Surging Customer Traffic Lets Target Shrug Off a Profitability Decline

Investors were expecting good news from Target (NYSE: TGT) in its second-quarter earnings report. Peers like Walmart (NYSE: WMT) had recently announced accelerating sales growth thanks to strengthening economic trends and favorable weather patterns, after all. And Target's management team said in late May that its recent customer traffic trend -- the best rate the retailer had managed in a decade -- had strengthened further into the first few weeks of the new quarter.

Target surpassed even those high expectations in an earnings report Wednesday that was almost uniformly positive.

Let's take a closer look at the latest results.

What happened this quarter?

Sales gains shot up to a new high thanks mainly to surging customer traffic. Target's e-commerce business, meanwhile, continued to pressure profitability. But those issues weren't a significant drag on overall earnings results.
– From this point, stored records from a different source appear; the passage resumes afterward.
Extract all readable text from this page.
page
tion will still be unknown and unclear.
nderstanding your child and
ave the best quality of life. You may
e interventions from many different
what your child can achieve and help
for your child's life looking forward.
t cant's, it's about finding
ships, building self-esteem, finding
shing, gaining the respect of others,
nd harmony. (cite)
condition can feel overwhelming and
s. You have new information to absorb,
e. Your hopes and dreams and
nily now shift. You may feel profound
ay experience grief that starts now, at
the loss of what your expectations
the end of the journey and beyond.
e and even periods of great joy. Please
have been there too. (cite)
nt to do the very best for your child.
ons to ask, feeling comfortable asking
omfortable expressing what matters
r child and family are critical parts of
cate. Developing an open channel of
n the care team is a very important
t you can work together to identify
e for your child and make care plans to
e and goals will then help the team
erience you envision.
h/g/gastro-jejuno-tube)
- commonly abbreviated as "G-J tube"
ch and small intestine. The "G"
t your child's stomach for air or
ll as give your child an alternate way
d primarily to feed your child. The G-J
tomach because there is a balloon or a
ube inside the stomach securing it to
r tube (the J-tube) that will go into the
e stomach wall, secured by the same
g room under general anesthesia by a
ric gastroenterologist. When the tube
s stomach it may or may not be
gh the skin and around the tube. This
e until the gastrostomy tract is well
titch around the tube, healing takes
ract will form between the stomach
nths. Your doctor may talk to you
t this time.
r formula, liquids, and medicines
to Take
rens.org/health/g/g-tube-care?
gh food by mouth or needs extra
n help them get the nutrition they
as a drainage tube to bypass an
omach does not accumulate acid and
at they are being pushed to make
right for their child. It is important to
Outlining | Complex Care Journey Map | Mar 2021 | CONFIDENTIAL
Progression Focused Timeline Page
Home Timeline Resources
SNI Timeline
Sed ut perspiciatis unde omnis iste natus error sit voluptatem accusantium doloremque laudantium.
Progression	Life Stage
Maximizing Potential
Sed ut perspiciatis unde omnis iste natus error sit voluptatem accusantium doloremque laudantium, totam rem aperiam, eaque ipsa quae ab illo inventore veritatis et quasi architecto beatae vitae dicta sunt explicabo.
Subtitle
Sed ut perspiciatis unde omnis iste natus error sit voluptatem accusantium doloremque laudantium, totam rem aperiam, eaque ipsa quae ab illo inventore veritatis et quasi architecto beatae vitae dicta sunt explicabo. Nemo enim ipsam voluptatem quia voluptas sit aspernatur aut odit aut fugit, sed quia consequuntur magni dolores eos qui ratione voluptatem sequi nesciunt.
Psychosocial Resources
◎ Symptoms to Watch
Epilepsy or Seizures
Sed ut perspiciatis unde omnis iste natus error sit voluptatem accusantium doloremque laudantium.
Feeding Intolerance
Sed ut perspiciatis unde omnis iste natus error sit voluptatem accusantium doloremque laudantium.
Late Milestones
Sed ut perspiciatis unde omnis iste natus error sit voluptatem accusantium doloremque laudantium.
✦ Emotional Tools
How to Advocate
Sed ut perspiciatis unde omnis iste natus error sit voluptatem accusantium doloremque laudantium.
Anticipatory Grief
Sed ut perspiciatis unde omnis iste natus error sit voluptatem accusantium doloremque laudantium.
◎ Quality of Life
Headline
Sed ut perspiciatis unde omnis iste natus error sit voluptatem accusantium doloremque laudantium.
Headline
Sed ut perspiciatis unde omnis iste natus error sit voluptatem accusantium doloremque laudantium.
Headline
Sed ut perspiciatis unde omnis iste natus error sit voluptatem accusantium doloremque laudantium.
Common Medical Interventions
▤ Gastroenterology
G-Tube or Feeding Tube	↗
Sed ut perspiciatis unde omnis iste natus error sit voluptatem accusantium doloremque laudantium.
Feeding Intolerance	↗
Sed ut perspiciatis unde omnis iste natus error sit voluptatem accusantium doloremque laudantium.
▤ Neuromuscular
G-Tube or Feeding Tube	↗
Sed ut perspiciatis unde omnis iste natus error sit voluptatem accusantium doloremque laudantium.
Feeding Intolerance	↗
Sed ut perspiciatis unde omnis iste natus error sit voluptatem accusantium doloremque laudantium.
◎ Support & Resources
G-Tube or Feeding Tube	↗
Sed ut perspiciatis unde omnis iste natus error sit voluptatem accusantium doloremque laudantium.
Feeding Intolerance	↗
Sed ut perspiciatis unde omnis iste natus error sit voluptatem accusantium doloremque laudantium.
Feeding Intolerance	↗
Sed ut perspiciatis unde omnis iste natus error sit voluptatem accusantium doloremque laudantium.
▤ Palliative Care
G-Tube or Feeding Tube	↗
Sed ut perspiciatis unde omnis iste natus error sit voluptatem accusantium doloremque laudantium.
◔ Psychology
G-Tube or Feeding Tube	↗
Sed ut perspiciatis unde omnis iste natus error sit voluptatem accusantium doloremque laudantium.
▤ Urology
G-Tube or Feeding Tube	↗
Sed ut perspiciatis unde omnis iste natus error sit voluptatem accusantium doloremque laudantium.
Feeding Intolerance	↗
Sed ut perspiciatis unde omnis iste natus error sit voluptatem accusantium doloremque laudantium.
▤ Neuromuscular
A few key highlights of the quarter:

  • Comparable-store sales more than doubled to a 6.5% rate as customer traffic jumped to a 6.4% gain from 7% last quarter. Target has now enjoyed three straight quarters of accelerating shopper volume.
  • E-commerce sales growth sped up to 41% and contributed 1.5 percentage points of the retailer's overall growth for the period.
  • Gross profit margin ticked down to 30.3% of sales from 30.4%, while expenses ticked up to 21.7% of sales from 21.6%. Together, these trends lowered operating margin to 6.4% of sales from 6.6% a year ago. Still, overall operating income rose to $1.13 billion from $1.09 billion.
  • Target was an aggressive buyer of its own stock, spending $431 million on buybacks compared to $330 million of dividend payments.

What management had to say

"We are extremely pleased with Target's second quarter results, which demonstrate our guests' excitement for the enhanced and differentiated shopping experience we're building," CEO Brian Cornell said in a press release. Executives tied the rebound to growth in the broader economy but also said it reflected progress on key initiatives including cost cuts and improvements to the customer shopping experience. Cornell pointed out that the customer traffic metric was a 10-year high, and comp growth was "Target's best in 13 years."

As for the slight decline in profitability, management said investments in the e-commerce channel more than offset the positive impact of cost improvements and higher prices.

Looking forward

Cornell and his team are feeling more confident about their 2018 growth outlook now that half of the fiscal year has passed. As a result, Target lifted its sales forecast and now sees comps rising by about 5% compared to the prior forecast of low-single-digit growth.

The earnings picture is brightening, too. After falling by double digits last quarter, and for the full 2017 year, operating income has rebounded to a 3.6% decline so far in 2018. Thus, with demand spiking both online and in stores, the retailer is in a good position to improve on the sharp drop it posted in fiscal 2017.

It's conceivable that, with a solid holiday performance, the retailer might even return to modest core earnings growth this year, ahead of management's forecast of an overall rebound starting in 2019.